Mit der Jahreslosung ist zu sagen: Durch solche Menschen kann und wird Gott auch wirken. Ein Problem dabei ist, dass bei solchen Hochglanzpersönlichkeiten nicht augenfällig wird, dass der Erfolg von Gott kommt. Ein anderes Problem ist, dass wir sofort uns selbst beäugen, die christlichen Leiter und Pastoren in unserem Umkreis kritisch mustern und zu dem Schluss kommen: Bei uns kann nichts Großes passieren. Wir bräuchten die anderen, die tollen, die coolen, die sprühenden, die Powertypen – aber die sind schon vergeben.
Die Worte seines Herrn zeigen Paulus die tatsächliche Realität: Bleibende Frucht im Leben kommt von Gott, es ist „seine Kraft“. Schwächen und Behinderungen, Grenzen, an die ein Mensch stößt und Aufgaben, die ein Mensch nicht mehr schafft, sind wie Ritzen und Spalten, wie dünne durchlässige Stellen in einer harten Schicht. Die göttlichen Kräfte und Säfte können durch sie an die Oberfläche treten. Dort entfalten sie sich und lassen Leben entstehen. "Meine Kraft ist in den Schwachen mächtig". Nur so dokumentiert sich unmissverständlich, dass nicht eine tolle Persönlichkeit das gemacht hat, sondern dass es aus tieferen Kräften entstanden ist.

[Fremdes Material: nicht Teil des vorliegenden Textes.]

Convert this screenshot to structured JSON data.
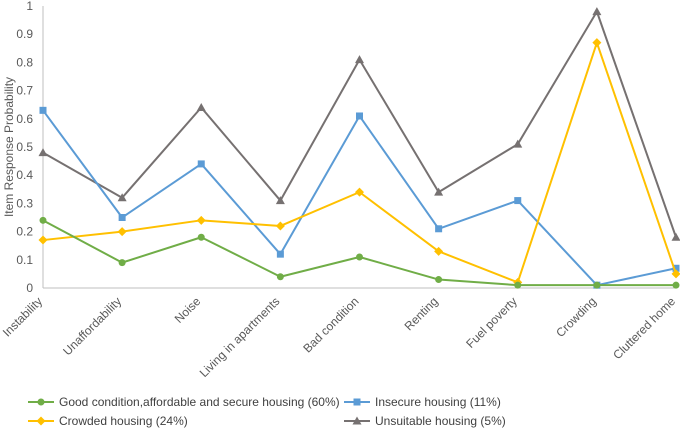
{
  "chart_data": {
    "type": "line",
    "title": "",
    "xlabel": "",
    "ylabel": "Item Response Probability",
    "ylim": [
      0,
      1
    ],
    "yticks": [
      0,
      0.1,
      0.2,
      0.3,
      0.4,
      0.5,
      0.6,
      0.7,
      0.8,
      0.9,
      1
    ],
    "ytick_labels": [
      "0",
      "0.1",
      "0.2",
      "0.3",
      "0.4",
      "0.5",
      "0.6",
      "0.7",
      "0.8",
      "0.9",
      "1"
    ],
    "grid": false,
    "legend_position": "bottom",
    "categories": [
      "Instability",
      "Unaffordability",
      "Noise",
      "Living in apartments",
      "Bad condition",
      "Renting",
      "Fuel poverty",
      "Crowding",
      "Cluttered home"
    ],
    "series": [
      {
        "name": "Good condition,affordable and secure housing (60%)",
        "color": "#70ad47",
        "marker": "circle",
        "values": [
          0.24,
          0.09,
          0.18,
          0.04,
          0.11,
          0.03,
          0.01,
          0.01,
          0.01
        ]
      },
      {
        "name": "Insecure housing (11%)",
        "color": "#5b9bd5",
        "marker": "square",
        "values": [
          0.63,
          0.25,
          0.44,
          0.12,
          0.61,
          0.21,
          0.31,
          0.01,
          0.07
        ]
      },
      {
        "name": "Crowded housing (24%)",
        "color": "#ffc000",
        "marker": "diamond",
        "values": [
          0.17,
          0.2,
          0.24,
          0.22,
          0.34,
          0.13,
          0.02,
          0.87,
          0.05
        ]
      },
      {
        "name": "Unsuitable housing (5%)",
        "color": "#767171",
        "marker": "triangle",
        "values": [
          0.48,
          0.32,
          0.64,
          0.31,
          0.81,
          0.34,
          0.51,
          0.98,
          0.18
        ]
      }
    ]
  }
}
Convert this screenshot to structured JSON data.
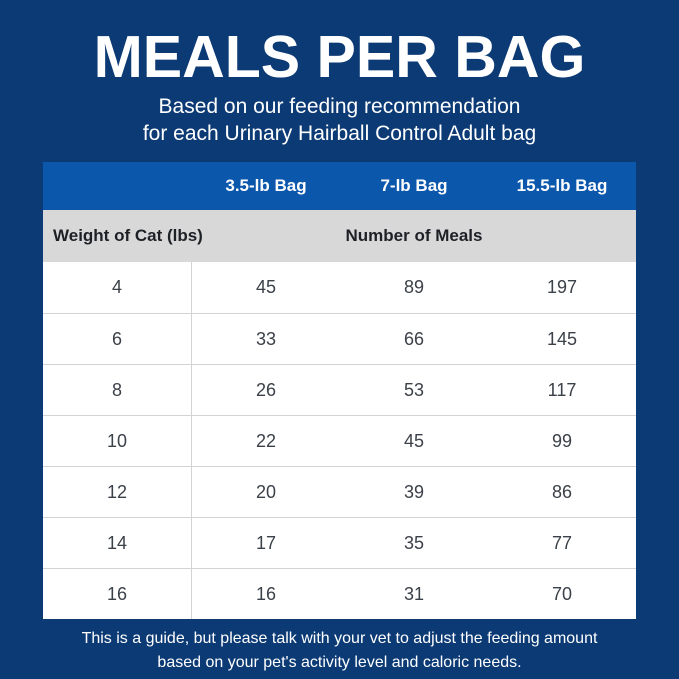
{
  "page": {
    "background_color": "#0c3a75",
    "table_header_color": "#0b57ac",
    "subheader_row_color": "#d8d8d8",
    "grid_line_color": "#d3d3d3",
    "text_color_light": "#ffffff",
    "text_color_dark": "#1d2126",
    "value_text_color": "#3b4149"
  },
  "header": {
    "title": "MEALS PER BAG",
    "subtitle_line1": "Based on our feeding recommendation",
    "subtitle_line2": "for each Urinary Hairball Control Adult bag"
  },
  "table": {
    "column_headers": [
      "",
      "3.5-lb Bag",
      "7-lb Bag",
      "15.5-lb Bag"
    ],
    "subheader": {
      "left": "Weight of Cat (lbs)",
      "right": "Number of Meals"
    },
    "rows": [
      {
        "weight": "4",
        "meals": [
          "45",
          "89",
          "197"
        ]
      },
      {
        "weight": "6",
        "meals": [
          "33",
          "66",
          "145"
        ]
      },
      {
        "weight": "8",
        "meals": [
          "26",
          "53",
          "117"
        ]
      },
      {
        "weight": "10",
        "meals": [
          "22",
          "45",
          "99"
        ]
      },
      {
        "weight": "12",
        "meals": [
          "20",
          "39",
          "86"
        ]
      },
      {
        "weight": "14",
        "meals": [
          "17",
          "35",
          "77"
        ]
      },
      {
        "weight": "16",
        "meals": [
          "16",
          "31",
          "70"
        ]
      }
    ]
  },
  "footer": {
    "line1": "This is a guide, but please talk with your vet to adjust the feeding amount",
    "line2": "based on your pet's activity level and caloric needs."
  },
  "chart_data": {
    "type": "table",
    "title": "MEALS PER BAG",
    "subtitle": "Based on our feeding recommendation for each Urinary Hairball Control Adult bag",
    "columns": [
      "Weight of Cat (lbs)",
      "3.5-lb Bag",
      "7-lb Bag",
      "15.5-lb Bag"
    ],
    "value_unit": "Number of Meals",
    "rows": [
      [
        4,
        45,
        89,
        197
      ],
      [
        6,
        33,
        66,
        145
      ],
      [
        8,
        26,
        53,
        117
      ],
      [
        10,
        22,
        45,
        99
      ],
      [
        12,
        20,
        39,
        86
      ],
      [
        14,
        17,
        35,
        77
      ],
      [
        16,
        16,
        31,
        70
      ]
    ],
    "note": "This is a guide, but please talk with your vet to adjust the feeding amount based on your pet's activity level and caloric needs."
  }
}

Paulus sieht ein, dass die Gefahr der Überheblichkeit auch bei ihm angelegt ist. Bei ihm ist es seine Berufung zum Apostel und außergewöhnliche religiöse Erfahrungen. Selbstkritisch sagt er: „Damit ich mich wegen der hohen Offenbarungen nicht überhebe, ist mir ein Pfahl ins Fleisch gegeben“ (12,7). Was in seinem Aposteldienst an Frucht gewachsen ist – z.B. der mündige, fundierte Glaube der angesprochenen Korinther – ist definitiv nicht das Produkt seines imposanten Auftretens, seiner Ausstrahlung, feurigen Redekunst oder zwingenden geistreichen Argumentation. Jeder sieht: Das hat Gott getan.
Aber - ganz wichtig! - : Schwächen an sich schaffen noch nichts Wertvolles. Nur wenn wir uns als ganzes und samt unseren Schwächen Gott hingeben, dringen auch durch unsere Schwachstellen seine Kräfte und bringen Frucht. Es entsteht Gutes durch uns und an uns vorbei. Dann werden wir uns nicht länger mit fremden Federn schmücken, sondern werden Gott die Ehre geben. Jesus Christus spricht: "Meine Kraft ist in den Schwachen mächtig“.
Fazit: Gott kann mich gebrauchen – und dich auch!